Mr. Trump and his Republican allies have also escalated their criticisms of Ms. Harris. On his social media site, Truth Social, Mr. Trump described her as his “potentially new Democrat Challenger” and called her “Laffin’ Kamala Harris,” an apparent reference to her laugh.
Leaders with UltraViolet, Emily’s List and other women’s groups released a joint statement denouncing Mr. Trump’s attacks on Ms. Harris, saying that he could not stand to see a Black woman who was smarter, tougher and more respected than he was “getting the praise she deserves for her leadership.”
Ms. Harris’s appearance in New Orleans was part of her efforts to energize Black voters, a constituency vital to Democrats’ success in November. Before she was interviewed onstage, Ms. Harris took photos with members of the Congressional Black Caucus at a booth set up by national Democratic groups to register voters and raise awareness of the Biden administration’s accomplishments.
Despite their high praise for Ms. Harris, some attendees said they hoped the party would stick with Mr. Biden as its presidential nominee.
“I think that he still has a heart to lead this country,” Jeanetta Hawkins, 62, a small-business owner in St. Louis, said of Mr. Biden.

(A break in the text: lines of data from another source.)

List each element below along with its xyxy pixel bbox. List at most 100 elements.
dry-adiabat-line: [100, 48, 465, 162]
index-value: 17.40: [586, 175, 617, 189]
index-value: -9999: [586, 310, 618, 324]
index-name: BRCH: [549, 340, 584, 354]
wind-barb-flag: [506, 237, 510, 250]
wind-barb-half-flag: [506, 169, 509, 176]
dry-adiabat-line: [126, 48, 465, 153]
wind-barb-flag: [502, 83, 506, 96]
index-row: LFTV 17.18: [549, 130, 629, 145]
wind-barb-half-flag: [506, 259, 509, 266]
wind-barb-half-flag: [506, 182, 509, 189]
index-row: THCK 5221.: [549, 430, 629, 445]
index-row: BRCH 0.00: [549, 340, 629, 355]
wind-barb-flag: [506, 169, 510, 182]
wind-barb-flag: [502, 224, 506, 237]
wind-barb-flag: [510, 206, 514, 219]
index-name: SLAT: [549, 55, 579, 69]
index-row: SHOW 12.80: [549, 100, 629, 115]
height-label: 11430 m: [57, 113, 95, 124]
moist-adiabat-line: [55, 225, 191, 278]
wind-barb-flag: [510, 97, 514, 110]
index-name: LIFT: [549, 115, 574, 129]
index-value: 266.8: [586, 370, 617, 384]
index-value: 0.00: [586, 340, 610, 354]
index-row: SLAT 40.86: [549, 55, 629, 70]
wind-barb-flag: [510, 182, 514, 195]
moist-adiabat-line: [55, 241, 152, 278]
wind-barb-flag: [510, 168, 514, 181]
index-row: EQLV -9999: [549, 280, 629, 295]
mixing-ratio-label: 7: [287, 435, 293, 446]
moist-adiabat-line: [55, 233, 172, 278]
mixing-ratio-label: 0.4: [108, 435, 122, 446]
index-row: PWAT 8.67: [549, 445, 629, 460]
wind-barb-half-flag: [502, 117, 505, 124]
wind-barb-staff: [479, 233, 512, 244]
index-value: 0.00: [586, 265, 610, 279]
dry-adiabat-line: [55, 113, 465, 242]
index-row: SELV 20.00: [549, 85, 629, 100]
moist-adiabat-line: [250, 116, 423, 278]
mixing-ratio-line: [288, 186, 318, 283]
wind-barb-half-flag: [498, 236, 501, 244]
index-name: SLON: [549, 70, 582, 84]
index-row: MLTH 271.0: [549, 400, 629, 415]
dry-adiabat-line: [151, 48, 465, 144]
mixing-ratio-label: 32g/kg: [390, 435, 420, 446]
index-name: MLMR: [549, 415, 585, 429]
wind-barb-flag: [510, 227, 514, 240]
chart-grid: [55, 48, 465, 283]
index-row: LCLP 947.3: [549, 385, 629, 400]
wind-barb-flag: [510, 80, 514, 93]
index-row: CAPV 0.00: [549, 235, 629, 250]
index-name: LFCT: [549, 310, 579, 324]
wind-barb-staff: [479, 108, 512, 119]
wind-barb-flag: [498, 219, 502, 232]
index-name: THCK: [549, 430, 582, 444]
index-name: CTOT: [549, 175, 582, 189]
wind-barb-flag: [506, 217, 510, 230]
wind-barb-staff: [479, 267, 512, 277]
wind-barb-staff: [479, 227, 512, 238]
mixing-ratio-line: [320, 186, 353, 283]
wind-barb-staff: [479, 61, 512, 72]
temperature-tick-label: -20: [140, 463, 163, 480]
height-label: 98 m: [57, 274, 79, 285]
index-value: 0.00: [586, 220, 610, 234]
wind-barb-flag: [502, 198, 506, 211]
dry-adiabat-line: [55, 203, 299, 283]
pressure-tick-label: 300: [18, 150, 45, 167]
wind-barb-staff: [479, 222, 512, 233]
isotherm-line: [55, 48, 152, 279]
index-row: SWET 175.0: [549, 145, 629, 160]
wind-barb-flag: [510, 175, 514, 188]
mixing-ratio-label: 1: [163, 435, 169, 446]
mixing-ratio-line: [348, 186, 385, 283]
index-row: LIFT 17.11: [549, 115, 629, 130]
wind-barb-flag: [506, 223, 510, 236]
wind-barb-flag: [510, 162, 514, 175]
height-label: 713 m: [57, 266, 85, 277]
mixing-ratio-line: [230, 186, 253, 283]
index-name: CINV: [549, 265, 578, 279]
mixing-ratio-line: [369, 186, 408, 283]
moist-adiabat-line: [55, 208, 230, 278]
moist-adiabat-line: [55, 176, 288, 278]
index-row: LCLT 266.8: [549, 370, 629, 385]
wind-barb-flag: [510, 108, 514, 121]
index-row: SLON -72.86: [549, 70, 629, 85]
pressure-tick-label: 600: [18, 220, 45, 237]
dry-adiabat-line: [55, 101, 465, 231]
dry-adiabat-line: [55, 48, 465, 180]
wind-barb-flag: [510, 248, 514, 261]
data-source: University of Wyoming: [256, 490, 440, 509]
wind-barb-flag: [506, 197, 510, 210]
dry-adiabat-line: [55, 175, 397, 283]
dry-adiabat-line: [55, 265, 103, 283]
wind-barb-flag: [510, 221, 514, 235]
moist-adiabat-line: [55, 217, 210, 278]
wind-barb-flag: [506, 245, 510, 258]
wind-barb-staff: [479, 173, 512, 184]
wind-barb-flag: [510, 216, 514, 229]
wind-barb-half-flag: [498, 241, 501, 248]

Tiffany Altman, 36, brought along a copy of Ms. Harris’s book “The Truths We Hold” in hopes of getting it signed. Watching Mr. Biden during the presidential debate had been “painful,” she said. But she was crushed when Hillary Clinton lost to Mr. Trump in 2016, and she doubted that the United States was ready for a Black woman in the White House.
The sentiment was a common one, though recent studies have shown that female and nonwhite candidates are winning races at rates that equal or exceed those of their white male counterparts.